Fretting occurs when two contacting bodies experience oscillating shear tractions and small relative slip amplitudes. Wear is the progressive loss of material from the surface of a solid body when in contact with another body. Wear affects fretting fatigue, and accurate modeling of wear is required to acccurately predict fretting fatigue life. The evolving interface geometry due to wear affects the stress-strain distribution locally. Material wear smoothens the interface and enhances life span of the mating components [1].

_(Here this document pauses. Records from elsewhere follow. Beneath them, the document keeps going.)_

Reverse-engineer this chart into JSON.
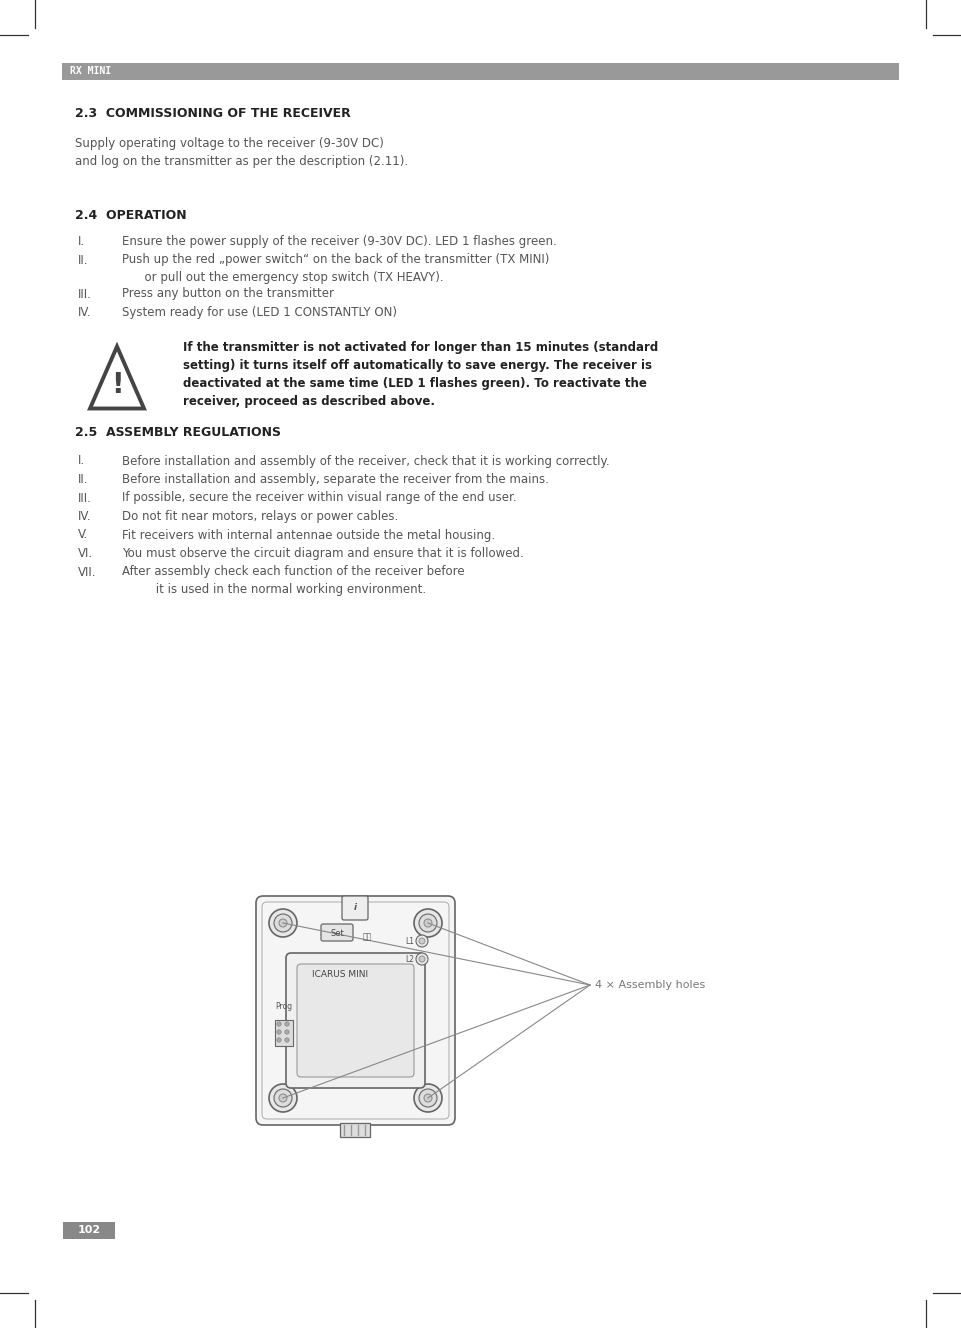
{
  "page_number": "102",
  "header_label": "RX MINI",
  "header_bg": "#999999",
  "header_text_color": "#ffffff",
  "page_bg": "#ffffff",
  "section_23_title": "2.3  COMMISSIONING OF THE RECEIVER",
  "section_23_body": "Supply operating voltage to the receiver (9-30V DC)\nand log on the transmitter as per the description (2.11).",
  "section_24_title": "2.4  OPERATION",
  "section_24_items": [
    [
      "I.",
      "Ensure the power supply of the receiver (9-30V DC). LED 1 flashes green."
    ],
    [
      "II.",
      "Push up the red „power switch“ on the back of the transmitter (TX MINI)\n      or pull out the emergency stop switch (TX HEAVY)."
    ],
    [
      "III.",
      "Press any button on the transmitter"
    ],
    [
      "IV.",
      "System ready for use (LED 1 CONSTANTLY ON)"
    ]
  ],
  "warning_text": "If the transmitter is not activated for longer than 15 minutes (standard\nsetting) it turns itself off automatically to save energy. The receiver is\ndeactivated at the same time (LED 1 flashes green). To reactivate the\nreceiver, proceed as described above.",
  "section_25_title": "2.5  ASSEMBLY REGULATIONS",
  "section_25_items": [
    [
      "I.",
      "Before installation and assembly of the receiver, check that it is working correctly."
    ],
    [
      "II.",
      "Before installation and assembly, separate the receiver from the mains."
    ],
    [
      "III.",
      "If possible, secure the receiver within visual range of the end user."
    ],
    [
      "IV.",
      "Do not fit near motors, relays or power cables."
    ],
    [
      "V.",
      "Fit receivers with internal antennae outside the metal housing."
    ],
    [
      "VI.",
      "You must observe the circuit diagram and ensure that it is followed."
    ],
    [
      "VII.",
      "After assembly check each function of the receiver before\n         it is used in the normal working environment."
    ]
  ],
  "assembly_label": "4 × Assembly holes",
  "title_fontsize": 9.0,
  "body_fontsize": 8.5,
  "header_fontsize": 7.0,
  "warning_fontsize": 8.5,
  "page_num_fontsize": 8.0,
  "text_color": "#555555",
  "title_color": "#222222"
}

For most practical problems, fretting fatigue happens over millions of cycles. To accurately predict life span accounting for wear, a simulation must include at least hundreds of cycles since the effect of wear in each cycle is quite small. The stress-strain history calculated over a few hundred cycles including the effect of wear can be used to predict the fretting fatigue life. This poses a challenge as simulating so many cycles is computationally prohibitive. Automatic wear scaling is used to solve this problem. Auto-scaling of the wear increment speeds up wear simulation by assuming that the wear rate over a certain physical time interval is constant. The overall simulation time for calculating the physical life span speeds up as well. A finite element (FE) model is solved for a few simulation cycles, each of which represents hundreds of physical cycles. For each simulation cycle, the number of repeats can be calculated by comparing the physical and simulation time period of the cycle. The linear/nonlinear cumulative damage law can be used to calculate damage for simulation cycles.

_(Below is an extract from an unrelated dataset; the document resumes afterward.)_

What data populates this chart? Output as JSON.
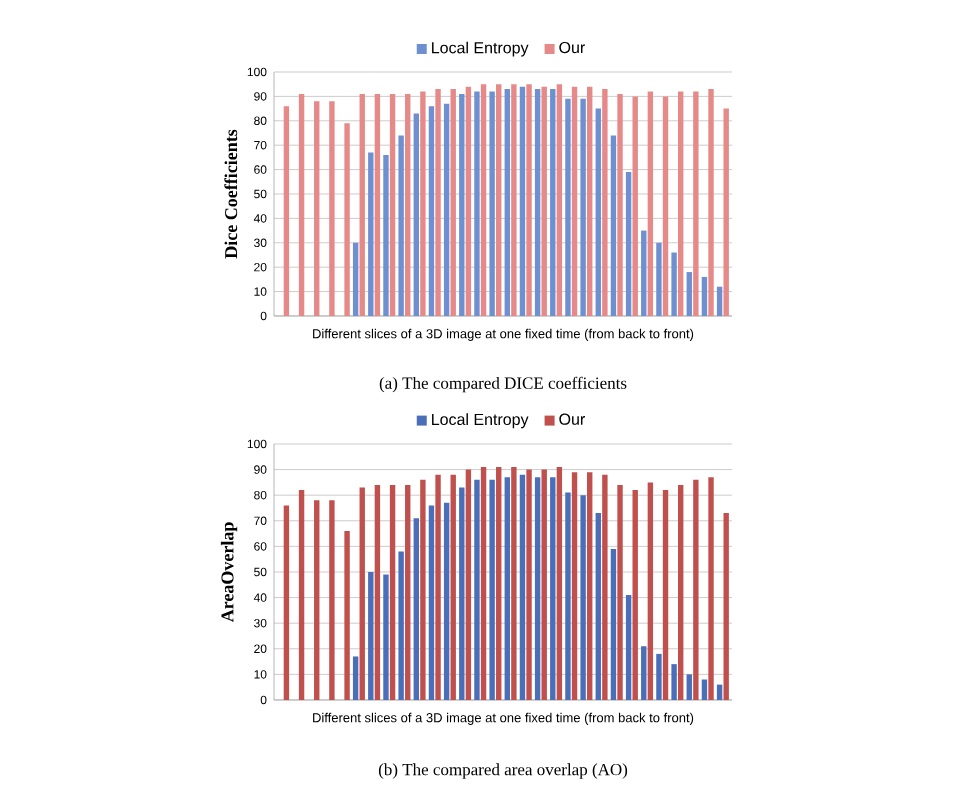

Postprocessing of the fretting fatigue life calculation with wear uses nCode DesignLife. For the load mapping, a Duty cycle load provider with a Time Step loading event is chosen which requires the load history of each simulation cycle. The number of repeat counts is calculated as the ratio of the physical and simulation time period that corresponds to each simulation cycle. Independent Event processing is chosen for the cumulative damage calculation, where sequence of loading is not important. The loading sequence is captured in the FE analysis. The fretting wear damage is calculated using Signed Shear criterion with the Smith-Watson-Topper (SWT) mean stress correction. The model is validated by comparison with experimental results from the literature [2]. The effect of wear on the fretting fatigue life captures the experimentally observed trend.